Unfortunately for the Giants, that was only part of the health problems they suffered in their secondary. Starting safety Antrel Rolle bruised his knee on and end zone camera and starting left cornerback Corey Webster left the stadium in a cast after continuing to play with bone that he broke in his right hand earlier in the game.
Despite running for a solid average of 4.5 yards per carry, speedy running back DeAngelo Williams was held to a harmless 50 yards on 11 rushes with the Panthers trailing and forced to throw more, and with injured running back Jonathan Stewart sidelined.
Tight end Greg Olsen led Carolina with 98 yards on seven receptions, but the always dangerous wide receiver Steve Smith, aside from a 33-yard catch, had just three other receptions for a total of 53 additional yards which didn’t do much damage.

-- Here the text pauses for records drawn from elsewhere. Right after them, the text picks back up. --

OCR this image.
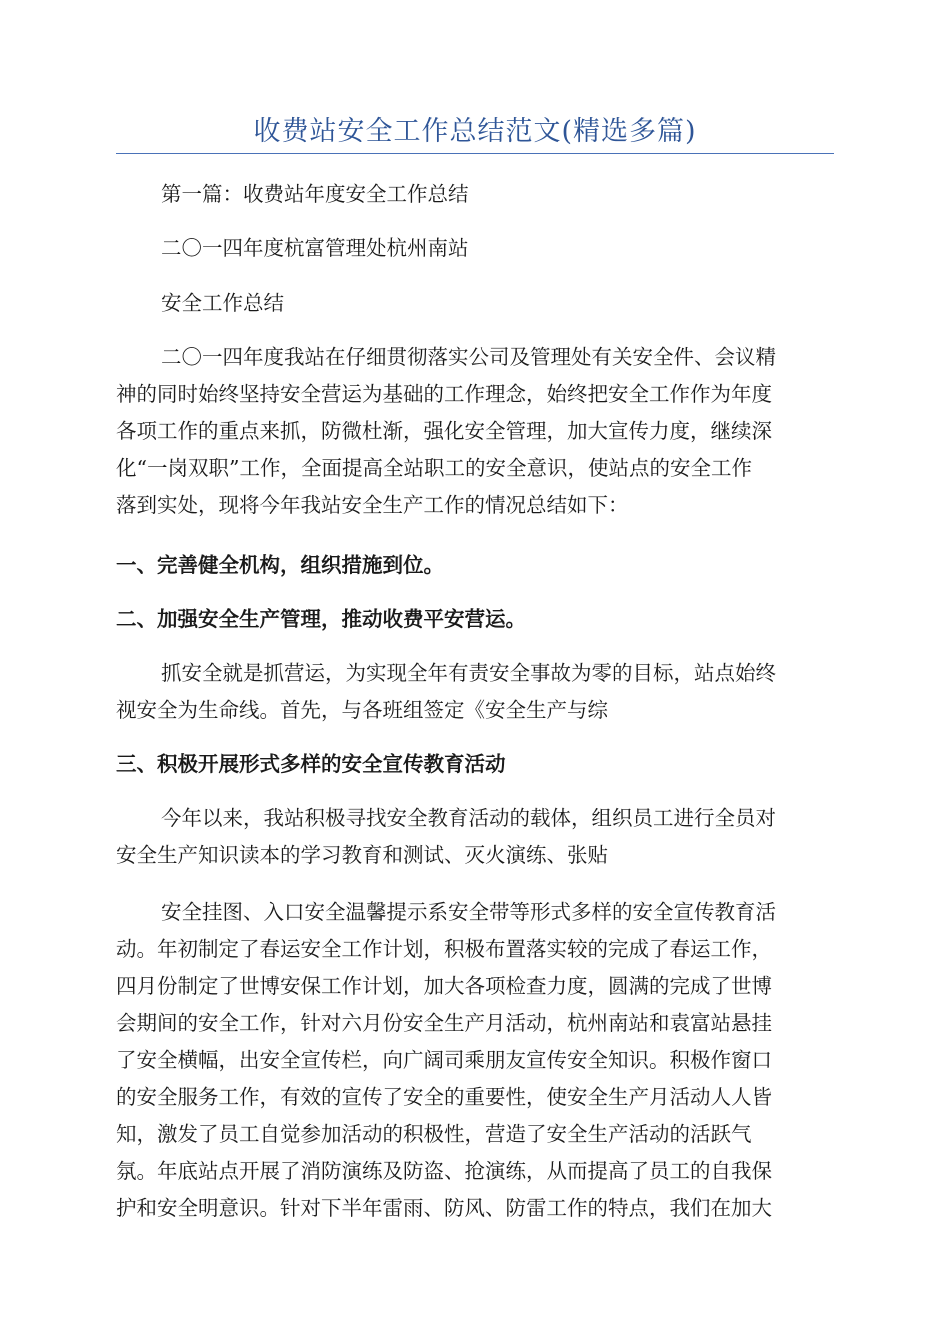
收费站安全工作总结范文(精选多篇)
第一篇：收费站年度安全工作总结
二〇一四年度杭富管理处杭州南站
安全工作总结
二〇一四年度我站在仔细贯彻落实公司及管理处有关安全件、会议精
神的同时始终坚持安全营运为基础的工作理念，始终把安全工作作为年度
各项工作的重点来抓，防微杜渐，强化安全管理，加大宣传力度，继续深
化“一岗双职”工作，全面提高全站职工的安全意识，使站点的安全工作
落到实处，现将今年我站安全生产工作的情况总结如下：
一、完善健全机构，组织措施到位。
二、加强安全生产管理，推动收费平安营运。
抓安全就是抓营运，为实现全年有责安全事故为零的目标，站点始终
视安全为生命线。首先，与各班组签定《安全生产与综
三、积极开展形式多样的安全宣传教育活动
今年以来，我站积极寻找安全教育活动的载体，组织员工进行全员对
安全生产知识读本的学习教育和测试、灭火演练、张贴
安全挂图、入口安全温馨提示系安全带等形式多样的安全宣传教育活
动。年初制定了春运安全工作计划，积极布置落实较的完成了春运工作，
四月份制定了世博安保工作计划，加大各项检查力度，圆满的完成了世博
会期间的安全工作，针对六月份安全生产月活动，杭州南站和袁富站悬挂
了安全横幅，出安全宣传栏，向广阔司乘朋友宣传安全知识。积极作窗口
的安全服务工作，有效的宣传了安全的重要性，使安全生产月活动人人皆
知，激发了员工自觉参加活动的积极性，营造了安全生产活动的活跃气
氛。年底站点开展了消防演练及防盗、抢演练，从而提高了员工的自我保
护和安全明意识。针对下半年雷雨、防风、防雷工作的特点，我们在加大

An exasperated Smith told NFL Network reporters in the locker room, “We just got our tails whooped from the beginning to the end, in every aspect, and it was pretty disgusting.”
Winning their road opener after splitting two games at home gives New York a chance to navigate well through a difficult first quarter of the season with a possible winning record. The defending Super Bowl champions are in the midst of a month during which they are alternating between short and long weeks, with three nationally televised games over their first four weeks.
Next up, will be the Giants’ second stretch of ten days between games, which will give them extra time to prepare and rest some key wounded contributors before a Sunday night NFC East showdown at first-place Philadelphia (2-0) on September 30th.